Mais, revenons sur terre et regardons de plus près la conjoncture. Sans doute, Facebook est une réussite étonnante et dispose déjà d'un chiffre d'affaires annuel estimé à 150 M USD, chiffre impressionnant compte tenu de sa jeunesse. Néanmoins sa croissance à venir pourrait être beaucoup moins solide qu'il est souvent affirmé.

Comme Google, Facebook repose sur le marché publicitaire. Plusieurs arguments sont alors avancés :

  • Bien des observateurs pensent que le système Flyers Pro serait plus efficace que le système Adsense de Google. Cela reste à prouver et le second dispose d'une bonne longueur commerciale d'avance. Mais admettons l'argument, le problème est que Adsense ne représente que 34% du revenu publicitaire de Google, contre 65% pour Adwords et il ne parait pas que la concurrence s'applique vraiment sur ce second service au modèle tout à fait original.
  • Par ailleurs, on met en avant la croissance forte du marché publicitaire en ligne, qui devrait soutenir la firme. En réalité, le marché publicitaire en ligne aux US est fragile du fait notamment de la crise immobilière, même si sa croissance serait encore de 25%. Les plus grosses croissances à venir sont ailleurs, notamment en Asie, mais Facebook n'y est pas présent.

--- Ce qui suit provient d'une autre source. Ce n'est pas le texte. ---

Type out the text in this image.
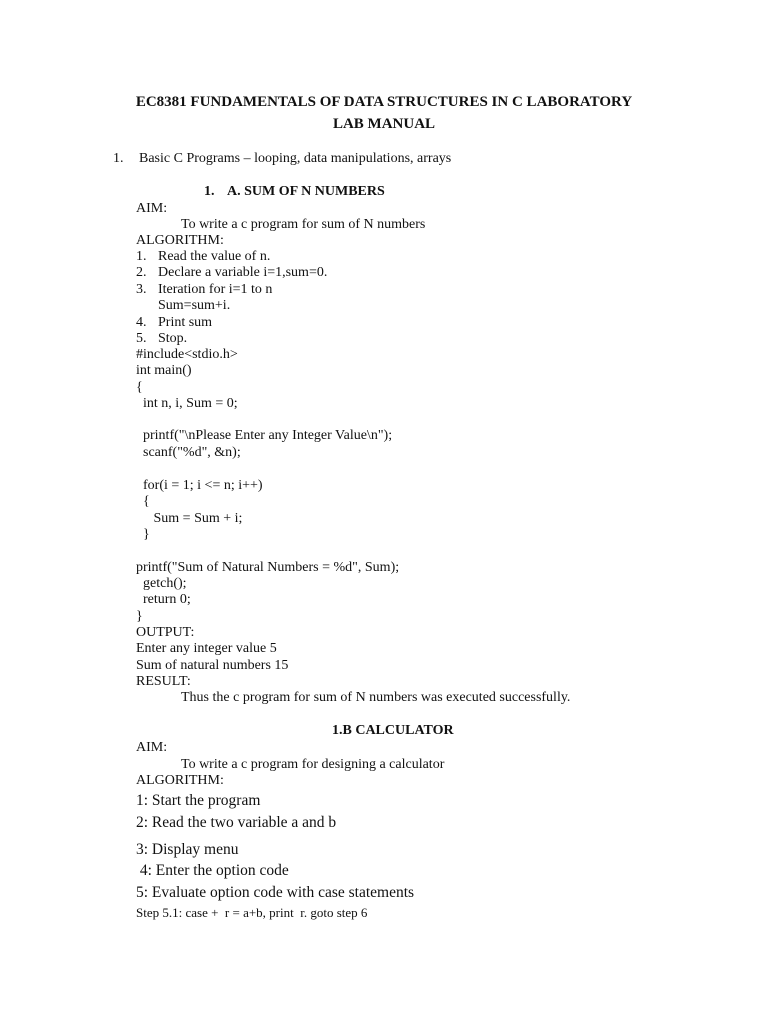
EC8381 FUNDAMENTALS OF DATA STRUCTURES IN C LABORATORY
LAB MANUAL
1. Basic C Programs – looping, data manipulations, arrays
1. A. SUM OF N NUMBERS
AIM:
To write a c program for sum of N numbers
ALGORITHM:
1. Read the value of n.
2. Declare a variable i=1,sum=0.
3. Iteration for i=1 to n
Sum=sum+i.
4. Print sum
5. Stop.
#include<stdio.h>
int main()
{
int n, i, Sum = 0;
printf("\nPlease Enter any Integer Value\n");
scanf("%d", &n);
for(i = 1; i <= n; i++)
{
Sum = Sum + i;
}
printf("Sum of Natural Numbers = %d", Sum);
getch();
return 0;
}
OUTPUT:
Enter any integer value 5
Sum of natural numbers 15
RESULT:
Thus the c program for sum of N numbers was executed successfully.
1.B CALCULATOR
AIM:
To write a c program for designing a calculator
ALGORITHM:
1: Start the program
2: Read the two variable a and b
3: Display menu
4: Enter the option code
5: Evaluate option code with case statements
Step 5.1: case +  r = a+b, print  r. goto step 6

Enfin, dernier élément à l'évidence erroné et pourtant répété à l'envi : Microsoft l'aurait emporté sur Google. Allons ! Google dispose de 13,1 Mds de cash en banque, il a montré en d'autres occasions qu'il savait mettre le prix quand l'enjeu lui semblait intéressant. Si la firme avait été sur les rangs, les enchères auraient grimpé beaucoup plus haut.

Donc, en résumé sans doute Facebook mérite l'attention, sans doute nous aurons d'autres surprises. Mais de grâce sachons garder mesure et ne participons pas à ce qui pourrait à terme devenir une dangereuse enflure !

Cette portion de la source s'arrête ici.